In order to do this, God first creates the animals, in which Adam names them. This is man's own way of self-realization. Man, by naming the animals, is able to see that he is fundamentally different from the animals. He has dominion over them, being able to name them. By naming the animals, Adam sees that they are not persons like he is, but are simply creatures in which he has dominion over them as someone who has the dignity of freely loving. He does not see in them a helper fit for him because they are not able to freely love him, they are not created in the same dignity as he is, they are not created in the image and likeness of God.

This brings a speculative sidenote...JP II says that it is through the unique interaction between body and soul that man is able to come and experience things. Man comes to a self-realization through experience through his body. This is very Thomistic of JP II of course, taking the standard medieval motto that "nothing is in the mind that is not previously perceived through the senses." That is to say, in order to have ideas, thoughts, to come to self-realization, one must experience things through their bodies. This is interesting for me because it brings up angels for me, who are non-corporeal beings, they are pure spirit. Does this mean that angels are thus self-realized and that they don't have experience, because they come to that full realization of self at the moment they are created? I don't know the answer, I'm just throwing that out there as a result of this discussion.

Back to Original Solitude. By naming the animals and seeing that he is distinct, man comes to know who he is, that self-realization, based on his relations with the rest of the created world.
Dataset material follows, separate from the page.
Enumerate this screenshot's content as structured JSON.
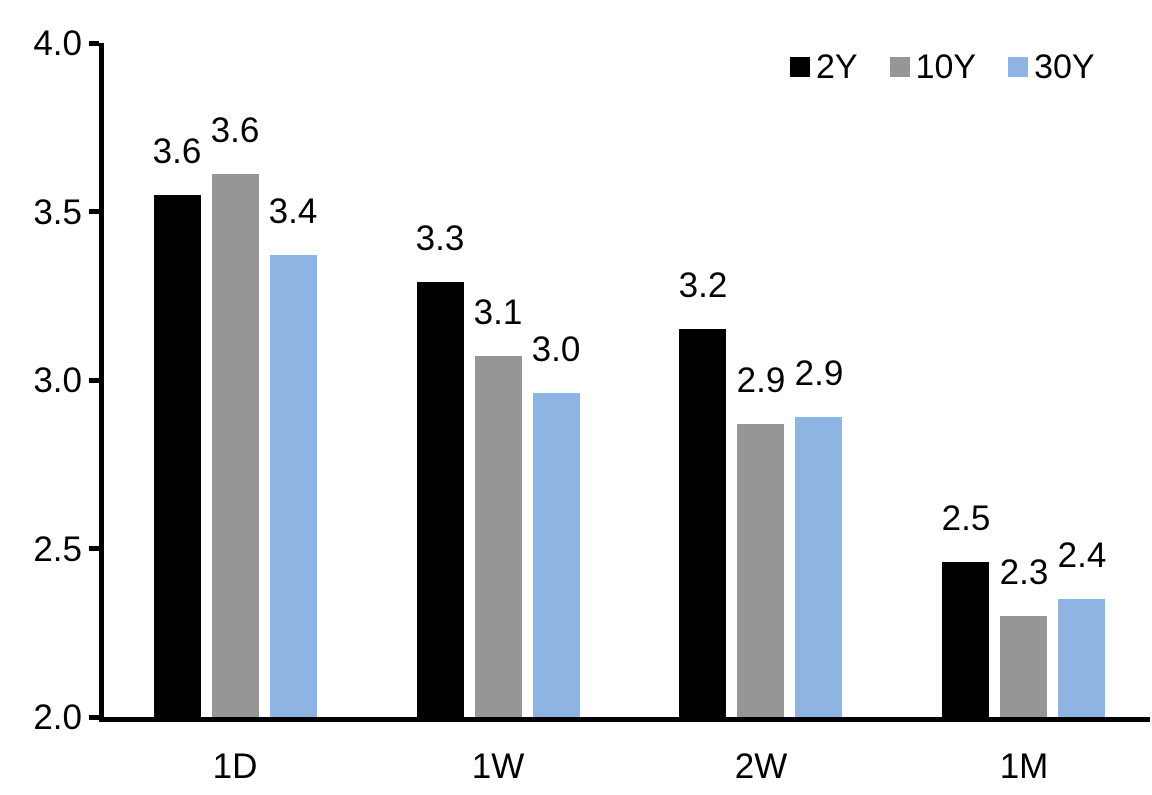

This means that our own identity is dependent on relating to all of creation, we (human beings as a whole) are defined in contrast with the rest of the created world. We see that we are fundamentally different. The more animals Adam names, the more he realizes his fundamental difference from the rest of the created world.

Man, through this naming of the animals, reveals himself to himself. We must remember too that the body reveals to us the Divine reality of God, it expresses in a deep and profound way the mystery of God. Thus through that realization of himself before the fall, man becomes even more aware of who God is, he realizes not only his utter distinctness from the creatures and created world, he also realizes his utter distinctness in that God is far more greater then he is. This means that man is prepared for communion with God. God was willing to give all to man so long as man was willing to receive the gift, though as we will see (and know), man rejects that gift.

Thus, in this solitude, in this time of self-realization, man begins to know himself more and more, seeing how distinct he is from the rest of the created world. It follows then that this state of Original Solitude prepares man for the experience of communion. Man must realize who he is in order to properly and fully give himself over completely in love to woman. We will discuss this preparing for communion through Original Solitude tomorrow.